驚くべきことに、その観測精度は地上にある人や車の動きを1メートル単位で識別できるほど緻密なものとなっています。SNS上では「福岡の企業が世界レベルの技術を持っているなんて誇らしい」「災害時の状況把握に革命が起きるのではないか」といった、期待に満ちた声が数多く寄せられており、宇宙ビジネスへの関心が高まっています。
福岡県庁でパブリックビューイングも開催
歴史的な瞬間を地域全体で分かち合うため、2019年12月11日の午後6時20分からは、福岡県庁の1階ロビーにて大型モニターを用いたライブ中継イベントが開催されます。地元の技術が世界の空を越えていく様子をリアルタイムで目撃できる貴重な機会であり、多くの市民や関係者が会場に詰めかけることが予想されるでしょう。

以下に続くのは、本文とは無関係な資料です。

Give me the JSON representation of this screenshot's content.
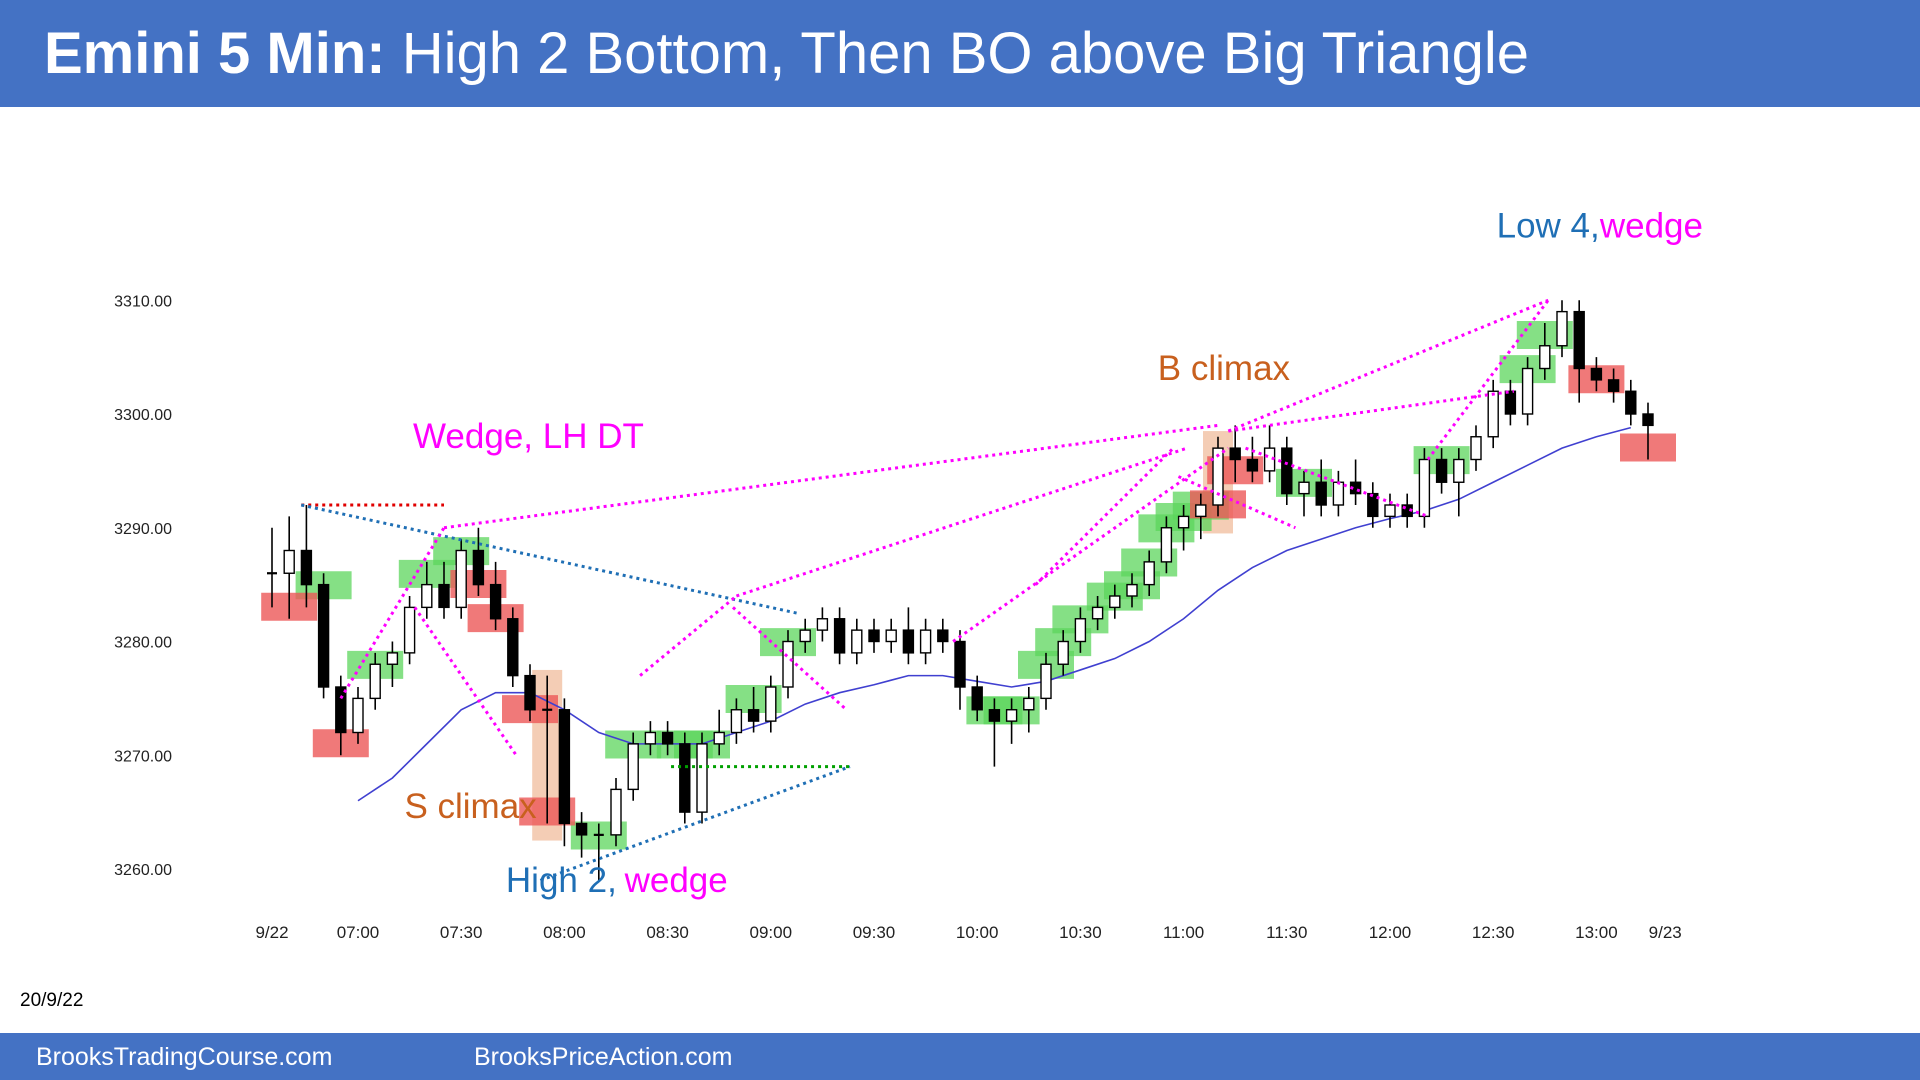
{
  "header": {
    "title_bold": "Emini 5 Min:",
    "title_rest": "High 2 Bottom, Then BO above Big Triangle"
  },
  "footer": {
    "left": "BrooksTradingCourse.com",
    "right": "BrooksPriceAction.com"
  },
  "date_label": "20/9/22",
  "colors": {
    "header_bg": "#4472c4",
    "bull_signal": "#5cd65c",
    "bear_signal": "#ec5757",
    "climax_shade": "#f2c4a8",
    "ema": "#4040d0",
    "magenta": "#ff00ff",
    "blue": "#1f6fb5",
    "orange": "#c8601e",
    "red_dotted": "#e00000",
    "green_dotted": "#00a000"
  },
  "chart_data": {
    "type": "candlestick",
    "title": "",
    "ylim": [
      3255,
      3313
    ],
    "yticks": [
      3260,
      3270,
      3280,
      3290,
      3300,
      3310
    ],
    "ytick_labels": [
      "3260.00",
      "3270.00",
      "3280.00",
      "3290.00",
      "3300.00",
      "3310.00"
    ],
    "xticks": [
      {
        "bar": 0,
        "label": "9/22"
      },
      {
        "bar": 5,
        "label": "07:00"
      },
      {
        "bar": 11,
        "label": "07:30"
      },
      {
        "bar": 17,
        "label": "08:00"
      },
      {
        "bar": 23,
        "label": "08:30"
      },
      {
        "bar": 29,
        "label": "09:00"
      },
      {
        "bar": 35,
        "label": "09:30"
      },
      {
        "bar": 41,
        "label": "10:00"
      },
      {
        "bar": 47,
        "label": "10:30"
      },
      {
        "bar": 53,
        "label": "11:00"
      },
      {
        "bar": 59,
        "label": "11:30"
      },
      {
        "bar": 65,
        "label": "12:00"
      },
      {
        "bar": 71,
        "label": "12:30"
      },
      {
        "bar": 77,
        "label": "13:00"
      },
      {
        "bar": 81,
        "label": "9/23"
      }
    ],
    "candles": [
      {
        "o": 3286,
        "h": 3290,
        "l": 3283,
        "c": 3286
      },
      {
        "o": 3286,
        "h": 3291,
        "l": 3282,
        "c": 3288
      },
      {
        "o": 3288,
        "h": 3292,
        "l": 3283,
        "c": 3285
      },
      {
        "o": 3285,
        "h": 3286,
        "l": 3275,
        "c": 3276
      },
      {
        "o": 3276,
        "h": 3277,
        "l": 3270,
        "c": 3272
      },
      {
        "o": 3272,
        "h": 3276,
        "l": 3271,
        "c": 3275
      },
      {
        "o": 3275,
        "h": 3279,
        "l": 3274,
        "c": 3278
      },
      {
        "o": 3278,
        "h": 3280,
        "l": 3276,
        "c": 3279
      },
      {
        "o": 3279,
        "h": 3284,
        "l": 3278,
        "c": 3283
      },
      {
        "o": 3283,
        "h": 3287,
        "l": 3282,
        "c": 3285
      },
      {
        "o": 3285,
        "h": 3287,
        "l": 3282,
        "c": 3283
      },
      {
        "o": 3283,
        "h": 3289,
        "l": 3282,
        "c": 3288
      },
      {
        "o": 3288,
        "h": 3290,
        "l": 3284,
        "c": 3285
      },
      {
        "o": 3285,
        "h": 3287,
        "l": 3281,
        "c": 3282
      },
      {
        "o": 3282,
        "h": 3283,
        "l": 3276,
        "c": 3277
      },
      {
        "o": 3277,
        "h": 3278,
        "l": 3273,
        "c": 3274
      },
      {
        "o": 3274,
        "h": 3277,
        "l": 3264,
        "c": 3274
      },
      {
        "o": 3274,
        "h": 3275,
        "l": 3262,
        "c": 3264
      },
      {
        "o": 3264,
        "h": 3265,
        "l": 3261,
        "c": 3263
      },
      {
        "o": 3263,
        "h": 3264,
        "l": 3259,
        "c": 3263
      },
      {
        "o": 3263,
        "h": 3268,
        "l": 3262,
        "c": 3267
      },
      {
        "o": 3267,
        "h": 3272,
        "l": 3266,
        "c": 3271
      },
      {
        "o": 3271,
        "h": 3273,
        "l": 3270,
        "c": 3272
      },
      {
        "o": 3272,
        "h": 3273,
        "l": 3270,
        "c": 3271
      },
      {
        "o": 3271,
        "h": 3272,
        "l": 3264,
        "c": 3265
      },
      {
        "o": 3265,
        "h": 3272,
        "l": 3264,
        "c": 3271
      },
      {
        "o": 3271,
        "h": 3274,
        "l": 3270,
        "c": 3272
      },
      {
        "o": 3272,
        "h": 3275,
        "l": 3271,
        "c": 3274
      },
      {
        "o": 3274,
        "h": 3276,
        "l": 3272,
        "c": 3273
      },
      {
        "o": 3273,
        "h": 3277,
        "l": 3272,
        "c": 3276
      },
      {
        "o": 3276,
        "h": 3281,
        "l": 3275,
        "c": 3280
      },
      {
        "o": 3280,
        "h": 3282,
        "l": 3279,
        "c": 3281
      },
      {
        "o": 3281,
        "h": 3283,
        "l": 3280,
        "c": 3282
      },
      {
        "o": 3282,
        "h": 3283,
        "l": 3278,
        "c": 3279
      },
      {
        "o": 3279,
        "h": 3282,
        "l": 3278,
        "c": 3281
      },
      {
        "o": 3281,
        "h": 3282,
        "l": 3279,
        "c": 3280
      },
      {
        "o": 3280,
        "h": 3282,
        "l": 3279,
        "c": 3281
      },
      {
        "o": 3281,
        "h": 3283,
        "l": 3278,
        "c": 3279
      },
      {
        "o": 3279,
        "h": 3282,
        "l": 3278,
        "c": 3281
      },
      {
        "o": 3281,
        "h": 3282,
        "l": 3279,
        "c": 3280
      },
      {
        "o": 3280,
        "h": 3281,
        "l": 3274,
        "c": 3276
      },
      {
        "o": 3276,
        "h": 3277,
        "l": 3273,
        "c": 3274
      },
      {
        "o": 3274,
        "h": 3275,
        "l": 3269,
        "c": 3273
      },
      {
        "o": 3273,
        "h": 3275,
        "l": 3271,
        "c": 3274
      },
      {
        "o": 3274,
        "h": 3276,
        "l": 3272,
        "c": 3275
      },
      {
        "o": 3275,
        "h": 3279,
        "l": 3274,
        "c": 3278
      },
      {
        "o": 3278,
        "h": 3281,
        "l": 3277,
        "c": 3280
      },
      {
        "o": 3280,
        "h": 3283,
        "l": 3279,
        "c": 3282
      },
      {
        "o": 3282,
        "h": 3284,
        "l": 3281,
        "c": 3283
      },
      {
        "o": 3283,
        "h": 3285,
        "l": 3282,
        "c": 3284
      },
      {
        "o": 3284,
        "h": 3286,
        "l": 3283,
        "c": 3285
      },
      {
        "o": 3285,
        "h": 3288,
        "l": 3284,
        "c": 3287
      },
      {
        "o": 3287,
        "h": 3291,
        "l": 3286,
        "c": 3290
      },
      {
        "o": 3290,
        "h": 3292,
        "l": 3288,
        "c": 3291
      },
      {
        "o": 3291,
        "h": 3293,
        "l": 3289,
        "c": 3292
      },
      {
        "o": 3292,
        "h": 3298,
        "l": 3291,
        "c": 3297
      },
      {
        "o": 3297,
        "h": 3299,
        "l": 3294,
        "c": 3296
      },
      {
        "o": 3296,
        "h": 3298,
        "l": 3294,
        "c": 3295
      },
      {
        "o": 3295,
        "h": 3299,
        "l": 3294,
        "c": 3297
      },
      {
        "o": 3297,
        "h": 3298,
        "l": 3292,
        "c": 3293
      },
      {
        "o": 3293,
        "h": 3295,
        "l": 3291,
        "c": 3294
      },
      {
        "o": 3294,
        "h": 3296,
        "l": 3291,
        "c": 3292
      },
      {
        "o": 3292,
        "h": 3295,
        "l": 3291,
        "c": 3294
      },
      {
        "o": 3294,
        "h": 3296,
        "l": 3292,
        "c": 3293
      },
      {
        "o": 3293,
        "h": 3294,
        "l": 3290,
        "c": 3291
      },
      {
        "o": 3291,
        "h": 3293,
        "l": 3290,
        "c": 3292
      },
      {
        "o": 3292,
        "h": 3293,
        "l": 3290,
        "c": 3291
      },
      {
        "o": 3291,
        "h": 3297,
        "l": 3290,
        "c": 3296
      },
      {
        "o": 3296,
        "h": 3297,
        "l": 3293,
        "c": 3294
      },
      {
        "o": 3294,
        "h": 3297,
        "l": 3291,
        "c": 3296
      },
      {
        "o": 3296,
        "h": 3299,
        "l": 3295,
        "c": 3298
      },
      {
        "o": 3298,
        "h": 3303,
        "l": 3297,
        "c": 3302
      },
      {
        "o": 3302,
        "h": 3303,
        "l": 3299,
        "c": 3300
      },
      {
        "o": 3300,
        "h": 3305,
        "l": 3299,
        "c": 3304
      },
      {
        "o": 3304,
        "h": 3308,
        "l": 3303,
        "c": 3306
      },
      {
        "o": 3306,
        "h": 3310,
        "l": 3305,
        "c": 3309
      },
      {
        "o": 3309,
        "h": 3310,
        "l": 3301,
        "c": 3304
      },
      {
        "o": 3304,
        "h": 3305,
        "l": 3302,
        "c": 3303
      },
      {
        "o": 3303,
        "h": 3304,
        "l": 3301,
        "c": 3302
      },
      {
        "o": 3302,
        "h": 3303,
        "l": 3299,
        "c": 3300
      },
      {
        "o": 3300,
        "h": 3301,
        "l": 3296,
        "c": 3299
      }
    ],
    "ema": [
      {
        "bar": 5,
        "y": 3266
      },
      {
        "bar": 7,
        "y": 3268
      },
      {
        "bar": 9,
        "y": 3271
      },
      {
        "bar": 11,
        "y": 3274
      },
      {
        "bar": 13,
        "y": 3275.5
      },
      {
        "bar": 15,
        "y": 3275.5
      },
      {
        "bar": 17,
        "y": 3274
      },
      {
        "bar": 19,
        "y": 3272
      },
      {
        "bar": 21,
        "y": 3271
      },
      {
        "bar": 23,
        "y": 3271
      },
      {
        "bar": 25,
        "y": 3271
      },
      {
        "bar": 27,
        "y": 3272
      },
      {
        "bar": 29,
        "y": 3273
      },
      {
        "bar": 31,
        "y": 3274.5
      },
      {
        "bar": 33,
        "y": 3275.5
      },
      {
        "bar": 35,
        "y": 3276.2
      },
      {
        "bar": 37,
        "y": 3277
      },
      {
        "bar": 39,
        "y": 3277
      },
      {
        "bar": 41,
        "y": 3276.5
      },
      {
        "bar": 43,
        "y": 3276
      },
      {
        "bar": 45,
        "y": 3276.5
      },
      {
        "bar": 47,
        "y": 3277.5
      },
      {
        "bar": 49,
        "y": 3278.5
      },
      {
        "bar": 51,
        "y": 3280
      },
      {
        "bar": 53,
        "y": 3282
      },
      {
        "bar": 55,
        "y": 3284.5
      },
      {
        "bar": 57,
        "y": 3286.5
      },
      {
        "bar": 59,
        "y": 3288
      },
      {
        "bar": 61,
        "y": 3289
      },
      {
        "bar": 63,
        "y": 3290
      },
      {
        "bar": 65,
        "y": 3290.8
      },
      {
        "bar": 67,
        "y": 3291.5
      },
      {
        "bar": 69,
        "y": 3292.5
      },
      {
        "bar": 71,
        "y": 3294
      },
      {
        "bar": 73,
        "y": 3295.5
      },
      {
        "bar": 75,
        "y": 3297
      },
      {
        "bar": 77,
        "y": 3298
      },
      {
        "bar": 79,
        "y": 3298.8
      }
    ],
    "bull_signals": [
      3,
      6,
      9,
      11,
      19,
      21,
      24,
      25,
      28,
      30,
      42,
      43,
      45,
      46,
      47,
      49,
      50,
      51,
      52,
      53,
      54,
      60,
      68,
      73,
      74
    ],
    "bear_signals": [
      1,
      4,
      12,
      13,
      15,
      16,
      55,
      56,
      77,
      80
    ],
    "climax_bars": [
      16,
      55
    ],
    "annotations": [
      {
        "text": "Wedge, LH DT",
        "color": "#ff00ff",
        "x_bar": 8.2,
        "y": 3297
      },
      {
        "text": "S climax",
        "color": "#c8601e",
        "x_bar": 7.7,
        "y": 3264.5
      },
      {
        "text": "High 2, ",
        "color": "#1f6fb5",
        "x_bar": 13.6,
        "y": 3258
      },
      {
        "text": "wedge",
        "color": "#ff00ff",
        "x_bar": 20.5,
        "y": 3258
      },
      {
        "text": "B climax",
        "color": "#c8601e",
        "x_bar": 51.5,
        "y": 3303
      },
      {
        "text": "Low 4, ",
        "color": "#1f6fb5",
        "x_bar": 71.2,
        "y": 3315.5
      },
      {
        "text": "wedge",
        "color": "#ff00ff",
        "x_bar": 77.2,
        "y": 3315.5
      }
    ]
  }
}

私は、こうした地方発のディープテック(高度な科学技術)が、既存の大企業を介さず直接世界市場へ挑戦する姿勢に強い感銘を受けています。宇宙開発はもはや国家主導の巨大プロジェクトだけではなく、志を持ったベンチャー企業が主役となる新しい時代へと突入したと言っても過言ではありません。
今回の打ち上げが成功すれば、高頻度な地上観測データの提供が可能となり、都市計画やインフラ管理など多岐にわたる分野での活用が期待されます。2019年12月5日の記者発表を経て、ついにカウントダウンが始まったこのミッションが、日本の宇宙産業における大きな転換点になることを確信しています。